The secretariat warned that it “is expected that there will be a visible shortage of antiviral medicines, as their accessibility is already limited. Likewise, accessibility of new influenza vaccines is extremely limited.”

Among a range of recommendations the secretariat proposed that: countries should promote community participation and empower nongovernmental agencies, scientific societies, academic institutions and the like by involving them in the preparation and implementation of national preparedness plans; countries should give serious attention to the role of risk communication to the public to increase awareness and promote appropriate interventions.

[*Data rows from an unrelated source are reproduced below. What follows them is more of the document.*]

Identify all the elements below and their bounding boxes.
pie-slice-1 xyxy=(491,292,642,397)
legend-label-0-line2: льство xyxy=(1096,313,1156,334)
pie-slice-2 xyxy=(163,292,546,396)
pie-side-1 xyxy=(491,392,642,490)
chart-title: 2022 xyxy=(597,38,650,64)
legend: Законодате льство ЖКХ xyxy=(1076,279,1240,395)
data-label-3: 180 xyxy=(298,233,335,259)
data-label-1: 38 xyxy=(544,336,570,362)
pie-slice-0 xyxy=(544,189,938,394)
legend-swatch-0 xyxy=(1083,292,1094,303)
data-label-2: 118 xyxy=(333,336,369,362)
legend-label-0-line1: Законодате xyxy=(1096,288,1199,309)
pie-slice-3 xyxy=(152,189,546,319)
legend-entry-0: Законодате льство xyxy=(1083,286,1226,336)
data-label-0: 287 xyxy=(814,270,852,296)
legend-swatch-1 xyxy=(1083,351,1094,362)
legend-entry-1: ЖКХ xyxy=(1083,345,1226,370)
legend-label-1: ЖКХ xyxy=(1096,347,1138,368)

These recommendations were adopted in a resolution on avian influenza on the final day of the summit in which member states also requested the regional director to “support development of the Eastern Mediterranean Regional Network for Outbreak Alert and Response to ensure prompt response to and containment of outbreaks of avian influenza and human pandemic influenza.


The Lebanese Ministry of health presented an update on the state of health in Lebanon and a national strategy for early recovery of the health sector following the five-week Israeli war on Lebanon.

The war had a devastating impact on health in Lebanon with the high number of injured and disabled people generating additional pressure on the already overwhelmed health services; the considerable damage to health facilities and functional disruption mainly of primary healthcare clinics and centres, as well as key hospitals; the disruption of basic public health functions; and the damage to infrastructure – roads, bridges, etc – impeding access to healthcare facilities.

The MoH has embarked on two different but complementary approaches to meet the challenges of restoring the healthcare system – the “National Early Recovery Strategy” and “Action Plan for the Health Sector in Lebanon”.

“The first approach should be the implementation of urgently needed interventions that will allow the restoration of essential public health functions, basic healthcare services, and mechanisms of referral to specialised care.

“The second approach would be the development and implementation of a Master Plan for Reconstruction of the Health Sector in Lebanon.

The Master Plan will form the fundamental agenda and roadmap for the long term reconstruction of Lebanon’s health system,” said the Lebanese MoH.

Occupied Palestinian Territories

The report to the Regional Committee on the health conditions in the occupied Palestinian territories (oPt) stated that the oPt is “facing a three-layered humanitarian crisis: vulnerability resulting from the conflict during the last five years, the financial crisis of the Ministry of Health since March 2006, and the recent escalation of the security and humanitarian situation, especially in the Gaza Strip”.

The report outlined the health consequences of the financial crisis which affected a broad spectrum of services from the supply of essential medication (many of which were already out of stock) to solid waste disposal.

The report noted that “the system had not yet collapsed and health services and programmes were still running, even in the Gaza Strip”. However, it warned that “lack of sustainable funding may result in disruption of essential public health functions and of a substantial part of the delivery of basic health services”.

The report stated that WHO action in the occupied Palestinian territory has three objectives: to reduce the vulnerability of Palestinian society through a package of public health interventions within the framework of the Consolidated Appeal Process; to ensure that the funding crisis of the Ministry of Health is being properly addressed (on a humanitarian basis to cover the salary and non-salary basic requirements needed to run the essential services and programmes); to provide immediate life-saving assistance to the population of the Gaza Strip.

Regional Director re-elected

In a secret ballot during a private meeting of the committee Dr Hussein Gazairy was nominated for re-election by the Executive Board as Regional Director for the Eastern Mediterranean for another term in office beginning 1 October 2007.

The 54th Session

The 54th Session of the WHO EMR Committee will take place in Sudan next year.